Winding up of insolvent company
I want to voluntarily wind up my company as it has more liabilities than assets? Is there any law that stops me from doing so?
The Companies Act, Act No 12 of 2002 states that, where it is proposed to wind up a company voluntarily, the directors of the company or, in the case of a company having more than two directors, the majority of the directors, may, at a meeting of the directors make a declaration in the prescribed form to the effect that they have made a full inquiry into the affairs of the company, and that, having so done, they have formed the opinion that the company will be able to pay its debts in full within such period not exceeding twelve months from the commencement of the winding up as may be specified in the declaration.
Hence, and as one would expect, a company which has more liabilities than assets cannot be voluntarily wound up by the members of the company. Such company can only be wound up by order of the Court.
If you attempt to do so, you may be criminally liable. For further legal assistance, please consult your attorney.
Liability of directors
My lawyer says that if I am a non executive director, I cannot be held responsible for the actions of the company. Is that true? What can I do to protect myself?
It is not true. Directors have a fiduciary duty towards the company and its shareholders. Additionally, it is untrue that the directors can walk scot free, even if in a non executive position, from the conduct of the company.
Infact even under the Companies Act, Income Tax Act, VAT Act, Tax Administration Act, National Security Act, Anti Money Laundering Act, to mention a few, directors can not only be held personally liable for the actions or inactions of a company but may also be imprisoned if they do not exercise reasonable diligence in their duties.
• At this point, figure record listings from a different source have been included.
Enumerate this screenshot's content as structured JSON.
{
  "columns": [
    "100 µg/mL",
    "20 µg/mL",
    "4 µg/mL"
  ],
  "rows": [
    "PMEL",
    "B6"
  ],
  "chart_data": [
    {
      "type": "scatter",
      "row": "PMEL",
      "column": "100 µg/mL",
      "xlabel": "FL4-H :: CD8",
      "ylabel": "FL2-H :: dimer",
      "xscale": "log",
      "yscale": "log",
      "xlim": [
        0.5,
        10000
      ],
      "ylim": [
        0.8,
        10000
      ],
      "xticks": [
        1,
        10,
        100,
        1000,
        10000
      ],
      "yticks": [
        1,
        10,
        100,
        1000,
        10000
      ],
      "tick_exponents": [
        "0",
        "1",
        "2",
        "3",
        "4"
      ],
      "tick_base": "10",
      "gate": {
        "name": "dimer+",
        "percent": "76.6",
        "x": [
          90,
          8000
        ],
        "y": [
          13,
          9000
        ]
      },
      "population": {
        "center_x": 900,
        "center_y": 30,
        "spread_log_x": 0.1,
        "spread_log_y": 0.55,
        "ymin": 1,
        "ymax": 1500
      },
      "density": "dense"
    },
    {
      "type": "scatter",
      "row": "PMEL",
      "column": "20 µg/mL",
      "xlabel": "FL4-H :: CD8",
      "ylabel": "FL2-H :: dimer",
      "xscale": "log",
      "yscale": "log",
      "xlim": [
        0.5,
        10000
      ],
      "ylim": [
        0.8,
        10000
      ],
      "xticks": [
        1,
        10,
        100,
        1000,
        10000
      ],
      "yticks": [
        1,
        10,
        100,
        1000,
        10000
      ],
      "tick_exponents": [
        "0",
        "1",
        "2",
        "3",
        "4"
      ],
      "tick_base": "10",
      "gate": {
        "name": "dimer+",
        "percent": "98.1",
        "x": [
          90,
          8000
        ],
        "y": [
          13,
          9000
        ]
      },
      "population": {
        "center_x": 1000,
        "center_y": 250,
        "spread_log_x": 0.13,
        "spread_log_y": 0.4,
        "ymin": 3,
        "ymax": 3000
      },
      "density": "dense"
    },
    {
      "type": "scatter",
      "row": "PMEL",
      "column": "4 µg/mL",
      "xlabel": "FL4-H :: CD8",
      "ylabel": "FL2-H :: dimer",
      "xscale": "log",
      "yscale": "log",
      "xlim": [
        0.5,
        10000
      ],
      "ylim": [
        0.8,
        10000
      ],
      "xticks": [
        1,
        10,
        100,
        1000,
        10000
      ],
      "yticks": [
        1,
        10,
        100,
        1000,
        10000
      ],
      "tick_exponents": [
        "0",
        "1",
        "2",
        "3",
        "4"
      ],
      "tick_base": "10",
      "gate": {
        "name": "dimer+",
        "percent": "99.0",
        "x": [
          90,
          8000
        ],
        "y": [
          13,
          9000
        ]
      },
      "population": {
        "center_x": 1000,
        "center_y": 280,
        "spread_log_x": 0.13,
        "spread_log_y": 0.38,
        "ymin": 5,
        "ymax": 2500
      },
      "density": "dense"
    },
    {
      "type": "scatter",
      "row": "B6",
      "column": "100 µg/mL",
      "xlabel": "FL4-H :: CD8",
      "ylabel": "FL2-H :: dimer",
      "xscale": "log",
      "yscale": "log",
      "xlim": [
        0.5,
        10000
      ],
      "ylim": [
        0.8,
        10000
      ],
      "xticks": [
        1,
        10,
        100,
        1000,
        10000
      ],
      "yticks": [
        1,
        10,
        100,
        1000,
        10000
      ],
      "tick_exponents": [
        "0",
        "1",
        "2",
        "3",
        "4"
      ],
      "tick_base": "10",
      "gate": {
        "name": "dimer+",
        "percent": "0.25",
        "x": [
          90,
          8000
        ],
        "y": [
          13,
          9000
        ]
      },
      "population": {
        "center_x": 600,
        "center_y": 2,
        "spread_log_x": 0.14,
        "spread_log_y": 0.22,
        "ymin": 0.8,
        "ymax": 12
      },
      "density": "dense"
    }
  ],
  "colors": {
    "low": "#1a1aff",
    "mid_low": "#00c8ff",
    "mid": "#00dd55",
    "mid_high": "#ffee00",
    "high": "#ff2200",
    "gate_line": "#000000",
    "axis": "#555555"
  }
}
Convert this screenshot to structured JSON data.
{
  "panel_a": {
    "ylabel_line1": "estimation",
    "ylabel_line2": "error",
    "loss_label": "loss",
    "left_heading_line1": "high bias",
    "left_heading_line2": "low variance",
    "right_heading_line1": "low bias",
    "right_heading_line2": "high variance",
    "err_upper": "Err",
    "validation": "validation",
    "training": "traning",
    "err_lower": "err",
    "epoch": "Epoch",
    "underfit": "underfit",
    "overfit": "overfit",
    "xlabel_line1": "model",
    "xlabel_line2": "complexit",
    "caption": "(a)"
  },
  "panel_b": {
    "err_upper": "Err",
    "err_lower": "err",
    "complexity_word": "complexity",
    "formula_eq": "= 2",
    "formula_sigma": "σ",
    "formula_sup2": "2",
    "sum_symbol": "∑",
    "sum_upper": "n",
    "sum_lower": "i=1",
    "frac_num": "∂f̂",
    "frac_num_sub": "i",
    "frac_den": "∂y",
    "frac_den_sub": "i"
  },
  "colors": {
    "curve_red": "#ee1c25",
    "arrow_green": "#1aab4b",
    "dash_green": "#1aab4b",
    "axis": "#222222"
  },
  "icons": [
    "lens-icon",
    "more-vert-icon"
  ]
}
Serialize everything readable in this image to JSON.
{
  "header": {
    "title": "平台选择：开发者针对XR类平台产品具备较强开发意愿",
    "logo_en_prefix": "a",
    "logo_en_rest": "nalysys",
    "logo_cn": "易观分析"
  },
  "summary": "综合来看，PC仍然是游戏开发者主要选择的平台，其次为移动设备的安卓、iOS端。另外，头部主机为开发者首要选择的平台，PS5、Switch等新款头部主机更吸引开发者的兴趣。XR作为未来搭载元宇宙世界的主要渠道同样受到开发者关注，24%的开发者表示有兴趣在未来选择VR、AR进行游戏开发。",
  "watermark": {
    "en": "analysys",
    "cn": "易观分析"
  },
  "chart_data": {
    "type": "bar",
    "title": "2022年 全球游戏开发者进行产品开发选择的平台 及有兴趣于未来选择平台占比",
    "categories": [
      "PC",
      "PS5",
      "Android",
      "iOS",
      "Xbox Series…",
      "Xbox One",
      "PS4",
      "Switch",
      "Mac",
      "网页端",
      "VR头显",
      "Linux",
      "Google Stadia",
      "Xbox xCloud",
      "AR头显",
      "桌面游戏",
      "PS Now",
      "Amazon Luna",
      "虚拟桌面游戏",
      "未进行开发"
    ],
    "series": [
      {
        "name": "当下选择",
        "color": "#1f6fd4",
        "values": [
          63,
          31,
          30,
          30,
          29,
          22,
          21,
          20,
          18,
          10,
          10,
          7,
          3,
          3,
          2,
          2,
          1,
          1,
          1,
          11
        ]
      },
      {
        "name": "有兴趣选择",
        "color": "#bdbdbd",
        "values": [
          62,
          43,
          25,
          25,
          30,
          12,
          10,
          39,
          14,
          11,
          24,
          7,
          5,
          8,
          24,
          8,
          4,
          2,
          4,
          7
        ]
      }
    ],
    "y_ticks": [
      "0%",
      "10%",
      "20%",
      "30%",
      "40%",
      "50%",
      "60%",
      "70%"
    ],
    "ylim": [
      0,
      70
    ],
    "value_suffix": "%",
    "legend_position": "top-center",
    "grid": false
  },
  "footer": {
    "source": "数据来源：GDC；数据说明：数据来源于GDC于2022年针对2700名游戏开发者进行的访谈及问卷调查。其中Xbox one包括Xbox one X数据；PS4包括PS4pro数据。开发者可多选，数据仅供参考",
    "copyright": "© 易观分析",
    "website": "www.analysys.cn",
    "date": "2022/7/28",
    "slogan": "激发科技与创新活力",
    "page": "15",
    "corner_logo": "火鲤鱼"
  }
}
We recommend that you only be a director of companies with proper governance in place and get a directors liability insurance which however will not cover you for any criminal actions although your legal fees may be covered.
Suicide drugs originated from me
I am a pharmacist in Dar and one of my patients bought some drugs from my pharmacy and proceeded to commit suicide. In his suicide note he wrote that he bought the drugs from me. The police are now after me. What can this be? Please guide me.
Section 216 of the Penal Code states that any person who (1) procures another to kill himself; or (2) counsels another to kill himself and thereby induces him to do so; or (3) aids another in killing himself, is guilty of a felony, and is liable to imprisonment for life. Aiding someone with suicide, if that is what you did, is perhaps what the police are looking for you for.
We hope the drugs that he used to kill himself were prescribed drugs otherwise this can brew serious trouble for you. You should consult your lawyer.
Refund of uni fees
My son saw an advert from a university that said all their graduates get jobs. Infact the advert said 100% job guaranteed. I studied there and this is the second year, am jobless. I have paid millions of shillings to this institute and want to sue them for misrepresentation, recover my money and claim for damages. Please guide me.
We would have liked to look at the advert before we answer this question. In any case, there is a chance that you can sue the university; however if your grades were not good, or you did not study when there you cannot blame your university. Knowledge transfer unfortunately doesn’t happen by way of a transfer cable, but hard work and studying. There have been similar cases in other countries where universities have marketed aggressively seeking students, and what they have presented in their adverts has amounted to being held as misrepresentation. We suggest you consult your lawyer who can study this case in its entirety before you sue.